The revenge of history
When the Stalinist agent Ramon Mercader brought his pickaxe crashing down on the skull of his defenseless victim, Stalin’s wish appeared to have been granted. It is in fact a very easy thing to terminate the life of an individual. The human animal is a frail and fragile thing. It can be easily killed by a knife, a bullet or an ice pick. But it is not possible to murder an idea whose time has come.
The fight for the ideas of Leon Trotsky – the ideas of Leninism, of Bolshevism and of the October Revolution – did not end on 20 August 1940. On the contrary, that struggle continues unabated to the present day. The memory of Leon Trotsky continues to be celebrated by class conscious workers and revolutionary youth all over the world. That of Stalin, the gravedigger of the October Revolution, is reviled as that of Cain who murdered his brother in order to usurp his inheritance.
In spite of everything, right up to the end, Trotsky remained absolutely firm in his revolutionary ideas. His testament reveals enormous optimism in the socialist future of humanity. But his real testament is to be found in his books and other writings, which continue to be a treasure-house of Marxist ideas for the new generation of revolutionaries. The fact that nowadays, the spectre of “Trotskyism” continues to haunt the bourgeois, reformist and Stalinist leaders is sufficient proof of the resilience of the ideas of Bolshevism-Leninism. For that, essentially, is what “Trotskyism” signifies.
After the delay of almost eight decades, Trotsky’s biography of Stalin has been reborn. In its pages the revolutionary workers and youth of today will find a treasure trove of Marxist theory and ideas, a mine of information about the history of Bolshevism and the Russian revolution and an answer to the question of how the greatest revolution in history degenerated into a monstrous totalitarian and bureaucratic regime.

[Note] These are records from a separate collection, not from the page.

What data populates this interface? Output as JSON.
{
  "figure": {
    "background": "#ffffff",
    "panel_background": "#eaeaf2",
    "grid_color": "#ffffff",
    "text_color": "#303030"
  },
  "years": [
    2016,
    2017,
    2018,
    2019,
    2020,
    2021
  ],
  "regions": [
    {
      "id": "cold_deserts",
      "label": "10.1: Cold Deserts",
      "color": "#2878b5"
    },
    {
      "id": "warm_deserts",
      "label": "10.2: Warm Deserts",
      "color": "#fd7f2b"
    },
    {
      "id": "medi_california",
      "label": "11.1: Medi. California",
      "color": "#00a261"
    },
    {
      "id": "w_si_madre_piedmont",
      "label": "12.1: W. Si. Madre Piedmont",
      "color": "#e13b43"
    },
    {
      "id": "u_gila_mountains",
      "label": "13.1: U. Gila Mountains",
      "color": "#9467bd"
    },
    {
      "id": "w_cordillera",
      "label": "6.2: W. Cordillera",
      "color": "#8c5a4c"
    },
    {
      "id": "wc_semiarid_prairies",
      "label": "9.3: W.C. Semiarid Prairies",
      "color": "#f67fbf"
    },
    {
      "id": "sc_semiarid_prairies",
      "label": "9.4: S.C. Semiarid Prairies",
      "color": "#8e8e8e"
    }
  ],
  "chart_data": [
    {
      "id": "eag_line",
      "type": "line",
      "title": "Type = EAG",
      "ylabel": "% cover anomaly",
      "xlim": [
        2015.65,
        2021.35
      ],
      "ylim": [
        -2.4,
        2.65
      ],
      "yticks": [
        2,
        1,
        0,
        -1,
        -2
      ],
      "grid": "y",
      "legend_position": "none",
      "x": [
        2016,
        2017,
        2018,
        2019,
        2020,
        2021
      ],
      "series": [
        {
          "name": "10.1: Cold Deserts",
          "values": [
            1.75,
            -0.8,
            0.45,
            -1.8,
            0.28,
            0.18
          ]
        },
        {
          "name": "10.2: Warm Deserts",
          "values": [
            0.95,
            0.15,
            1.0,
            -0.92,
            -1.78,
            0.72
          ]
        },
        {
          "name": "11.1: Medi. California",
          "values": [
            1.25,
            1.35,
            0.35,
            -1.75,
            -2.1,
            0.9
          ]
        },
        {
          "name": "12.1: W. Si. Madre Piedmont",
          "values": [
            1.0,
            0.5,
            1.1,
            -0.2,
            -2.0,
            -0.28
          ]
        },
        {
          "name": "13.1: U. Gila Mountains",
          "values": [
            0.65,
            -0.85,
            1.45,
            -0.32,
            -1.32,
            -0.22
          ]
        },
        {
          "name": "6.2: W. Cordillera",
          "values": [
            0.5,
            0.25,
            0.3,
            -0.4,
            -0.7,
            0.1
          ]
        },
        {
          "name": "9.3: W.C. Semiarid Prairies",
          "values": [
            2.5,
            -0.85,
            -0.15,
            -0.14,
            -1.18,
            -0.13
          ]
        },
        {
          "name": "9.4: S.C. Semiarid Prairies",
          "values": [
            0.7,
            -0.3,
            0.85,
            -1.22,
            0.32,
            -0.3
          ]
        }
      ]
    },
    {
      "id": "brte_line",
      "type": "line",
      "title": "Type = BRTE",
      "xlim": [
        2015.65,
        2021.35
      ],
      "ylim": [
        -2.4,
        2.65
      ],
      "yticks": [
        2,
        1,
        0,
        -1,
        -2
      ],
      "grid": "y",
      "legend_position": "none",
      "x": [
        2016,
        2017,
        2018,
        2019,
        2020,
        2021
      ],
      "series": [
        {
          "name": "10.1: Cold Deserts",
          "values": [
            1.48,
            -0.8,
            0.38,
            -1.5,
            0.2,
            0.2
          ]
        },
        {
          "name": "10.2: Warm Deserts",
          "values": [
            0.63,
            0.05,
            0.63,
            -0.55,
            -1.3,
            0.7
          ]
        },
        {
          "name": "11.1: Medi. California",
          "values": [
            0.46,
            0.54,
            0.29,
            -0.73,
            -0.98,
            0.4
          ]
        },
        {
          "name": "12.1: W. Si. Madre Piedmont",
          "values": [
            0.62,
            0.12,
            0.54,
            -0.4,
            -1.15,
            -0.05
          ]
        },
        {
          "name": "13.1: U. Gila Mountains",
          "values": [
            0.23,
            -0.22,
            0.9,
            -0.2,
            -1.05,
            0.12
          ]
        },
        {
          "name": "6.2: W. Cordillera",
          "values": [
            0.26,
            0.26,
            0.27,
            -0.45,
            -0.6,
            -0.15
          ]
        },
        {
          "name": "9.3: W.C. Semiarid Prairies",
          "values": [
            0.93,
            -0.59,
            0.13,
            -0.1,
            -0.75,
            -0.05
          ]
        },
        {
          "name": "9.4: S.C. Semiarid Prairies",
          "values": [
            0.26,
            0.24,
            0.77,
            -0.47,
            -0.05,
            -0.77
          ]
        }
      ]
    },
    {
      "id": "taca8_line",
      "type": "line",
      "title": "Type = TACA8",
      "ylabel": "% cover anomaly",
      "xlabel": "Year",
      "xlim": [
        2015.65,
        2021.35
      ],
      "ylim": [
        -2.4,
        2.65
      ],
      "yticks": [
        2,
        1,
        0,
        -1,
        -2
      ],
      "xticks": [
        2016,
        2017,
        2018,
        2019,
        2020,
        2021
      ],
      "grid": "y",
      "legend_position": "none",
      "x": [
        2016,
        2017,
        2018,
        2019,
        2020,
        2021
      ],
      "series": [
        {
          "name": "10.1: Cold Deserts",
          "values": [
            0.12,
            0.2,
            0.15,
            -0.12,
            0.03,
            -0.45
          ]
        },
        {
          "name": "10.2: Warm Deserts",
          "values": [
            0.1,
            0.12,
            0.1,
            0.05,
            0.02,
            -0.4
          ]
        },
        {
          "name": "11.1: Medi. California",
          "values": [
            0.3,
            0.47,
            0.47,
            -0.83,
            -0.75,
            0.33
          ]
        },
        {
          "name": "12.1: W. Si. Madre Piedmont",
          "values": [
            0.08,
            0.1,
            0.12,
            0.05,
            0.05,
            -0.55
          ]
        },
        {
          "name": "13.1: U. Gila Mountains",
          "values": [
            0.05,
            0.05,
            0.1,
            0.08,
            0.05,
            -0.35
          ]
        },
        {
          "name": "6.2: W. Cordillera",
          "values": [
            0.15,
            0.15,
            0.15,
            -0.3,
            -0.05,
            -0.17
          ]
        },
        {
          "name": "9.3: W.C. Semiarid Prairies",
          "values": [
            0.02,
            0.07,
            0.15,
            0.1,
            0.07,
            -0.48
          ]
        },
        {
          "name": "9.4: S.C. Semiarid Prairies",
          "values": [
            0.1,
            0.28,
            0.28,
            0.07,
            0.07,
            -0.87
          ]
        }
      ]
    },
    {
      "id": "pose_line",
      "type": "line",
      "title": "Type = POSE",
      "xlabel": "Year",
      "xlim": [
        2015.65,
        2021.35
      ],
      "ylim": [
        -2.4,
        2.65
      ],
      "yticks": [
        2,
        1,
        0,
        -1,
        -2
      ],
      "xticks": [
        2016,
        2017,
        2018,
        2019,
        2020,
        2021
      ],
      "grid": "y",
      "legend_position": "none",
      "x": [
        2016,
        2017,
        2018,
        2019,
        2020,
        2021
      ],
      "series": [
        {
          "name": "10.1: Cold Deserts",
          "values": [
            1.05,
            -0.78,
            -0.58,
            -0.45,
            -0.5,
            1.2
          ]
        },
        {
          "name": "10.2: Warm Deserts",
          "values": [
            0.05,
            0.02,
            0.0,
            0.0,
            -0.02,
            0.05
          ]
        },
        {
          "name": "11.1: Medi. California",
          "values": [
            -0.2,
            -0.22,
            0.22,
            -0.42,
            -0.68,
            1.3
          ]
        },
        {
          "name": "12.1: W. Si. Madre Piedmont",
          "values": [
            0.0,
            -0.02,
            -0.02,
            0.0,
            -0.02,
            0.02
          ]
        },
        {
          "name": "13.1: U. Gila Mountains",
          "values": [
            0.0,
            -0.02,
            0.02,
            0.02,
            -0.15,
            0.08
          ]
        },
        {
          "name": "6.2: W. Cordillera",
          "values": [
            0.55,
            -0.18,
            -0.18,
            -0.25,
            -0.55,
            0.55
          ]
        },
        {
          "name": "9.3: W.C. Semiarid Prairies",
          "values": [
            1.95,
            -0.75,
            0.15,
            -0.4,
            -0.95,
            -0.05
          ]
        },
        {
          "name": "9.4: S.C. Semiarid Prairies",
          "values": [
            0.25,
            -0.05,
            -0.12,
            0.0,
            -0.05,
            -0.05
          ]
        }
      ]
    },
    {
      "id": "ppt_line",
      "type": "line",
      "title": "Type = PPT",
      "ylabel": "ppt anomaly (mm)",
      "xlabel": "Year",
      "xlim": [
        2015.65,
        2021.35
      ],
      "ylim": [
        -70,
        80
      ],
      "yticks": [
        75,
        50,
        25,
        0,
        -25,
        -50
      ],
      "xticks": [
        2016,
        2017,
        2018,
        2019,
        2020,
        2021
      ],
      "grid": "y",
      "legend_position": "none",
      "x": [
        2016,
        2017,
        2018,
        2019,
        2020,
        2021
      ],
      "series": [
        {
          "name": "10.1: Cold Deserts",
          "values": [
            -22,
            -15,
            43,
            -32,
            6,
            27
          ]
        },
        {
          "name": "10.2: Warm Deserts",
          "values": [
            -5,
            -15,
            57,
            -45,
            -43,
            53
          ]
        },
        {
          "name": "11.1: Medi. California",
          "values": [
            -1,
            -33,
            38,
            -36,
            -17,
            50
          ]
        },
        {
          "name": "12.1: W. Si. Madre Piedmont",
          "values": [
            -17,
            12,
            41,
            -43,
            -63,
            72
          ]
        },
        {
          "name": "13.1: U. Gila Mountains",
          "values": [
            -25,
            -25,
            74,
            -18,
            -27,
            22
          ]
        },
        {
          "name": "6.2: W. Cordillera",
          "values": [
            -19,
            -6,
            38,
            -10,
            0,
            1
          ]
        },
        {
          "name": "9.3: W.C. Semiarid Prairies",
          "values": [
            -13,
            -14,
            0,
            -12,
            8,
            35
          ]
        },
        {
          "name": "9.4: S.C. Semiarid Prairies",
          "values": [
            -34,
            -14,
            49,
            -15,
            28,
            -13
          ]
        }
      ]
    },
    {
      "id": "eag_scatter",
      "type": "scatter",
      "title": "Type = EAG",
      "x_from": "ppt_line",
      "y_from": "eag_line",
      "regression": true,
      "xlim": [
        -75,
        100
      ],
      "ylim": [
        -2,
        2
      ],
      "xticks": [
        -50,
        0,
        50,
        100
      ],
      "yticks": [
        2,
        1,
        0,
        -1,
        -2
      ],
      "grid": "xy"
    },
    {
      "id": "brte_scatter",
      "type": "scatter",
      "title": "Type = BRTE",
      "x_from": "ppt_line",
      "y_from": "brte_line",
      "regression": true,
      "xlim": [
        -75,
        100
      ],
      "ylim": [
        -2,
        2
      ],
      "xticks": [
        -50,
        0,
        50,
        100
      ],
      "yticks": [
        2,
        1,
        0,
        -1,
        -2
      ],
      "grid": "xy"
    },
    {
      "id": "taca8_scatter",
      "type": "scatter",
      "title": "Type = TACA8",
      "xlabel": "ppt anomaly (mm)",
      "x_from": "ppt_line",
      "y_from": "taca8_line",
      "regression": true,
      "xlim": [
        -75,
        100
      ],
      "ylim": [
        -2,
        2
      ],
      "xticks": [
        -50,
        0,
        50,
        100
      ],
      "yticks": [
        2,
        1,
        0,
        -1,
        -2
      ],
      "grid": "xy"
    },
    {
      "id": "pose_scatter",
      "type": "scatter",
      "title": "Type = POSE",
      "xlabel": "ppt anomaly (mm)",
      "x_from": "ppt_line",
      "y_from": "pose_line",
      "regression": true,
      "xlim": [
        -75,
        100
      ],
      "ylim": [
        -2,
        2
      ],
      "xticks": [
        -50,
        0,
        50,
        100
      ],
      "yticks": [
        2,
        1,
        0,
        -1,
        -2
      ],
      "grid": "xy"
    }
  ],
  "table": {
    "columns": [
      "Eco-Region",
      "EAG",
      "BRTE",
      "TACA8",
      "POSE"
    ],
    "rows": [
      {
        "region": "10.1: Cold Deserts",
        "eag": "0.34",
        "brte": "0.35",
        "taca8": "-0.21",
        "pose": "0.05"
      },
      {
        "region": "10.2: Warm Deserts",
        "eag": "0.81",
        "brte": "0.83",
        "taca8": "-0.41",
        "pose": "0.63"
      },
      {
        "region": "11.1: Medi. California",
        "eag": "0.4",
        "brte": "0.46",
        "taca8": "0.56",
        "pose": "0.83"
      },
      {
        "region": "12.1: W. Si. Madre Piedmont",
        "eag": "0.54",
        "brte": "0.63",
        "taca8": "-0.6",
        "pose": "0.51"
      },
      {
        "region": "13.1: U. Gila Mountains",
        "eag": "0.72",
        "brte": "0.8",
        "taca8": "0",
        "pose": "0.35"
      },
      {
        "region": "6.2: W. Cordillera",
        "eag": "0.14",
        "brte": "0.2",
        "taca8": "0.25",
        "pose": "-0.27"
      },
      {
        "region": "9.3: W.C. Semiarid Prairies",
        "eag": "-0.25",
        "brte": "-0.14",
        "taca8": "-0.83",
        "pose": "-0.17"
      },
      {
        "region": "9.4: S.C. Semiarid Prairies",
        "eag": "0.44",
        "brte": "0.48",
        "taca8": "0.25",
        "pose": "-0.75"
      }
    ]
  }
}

The very fact that the launching of the book, which at the moment is only available in English (a Spanish translation is in preparation) is taking place in Mexico, in the house where Trotsky lived, worked and died the death of a revolutionary martyr, is a fitting monument to that great revolutionary internationalist. It is the final revenge of history against Stalin and Stalinism and a living confirmation of the vitality of the ideas of Marxism.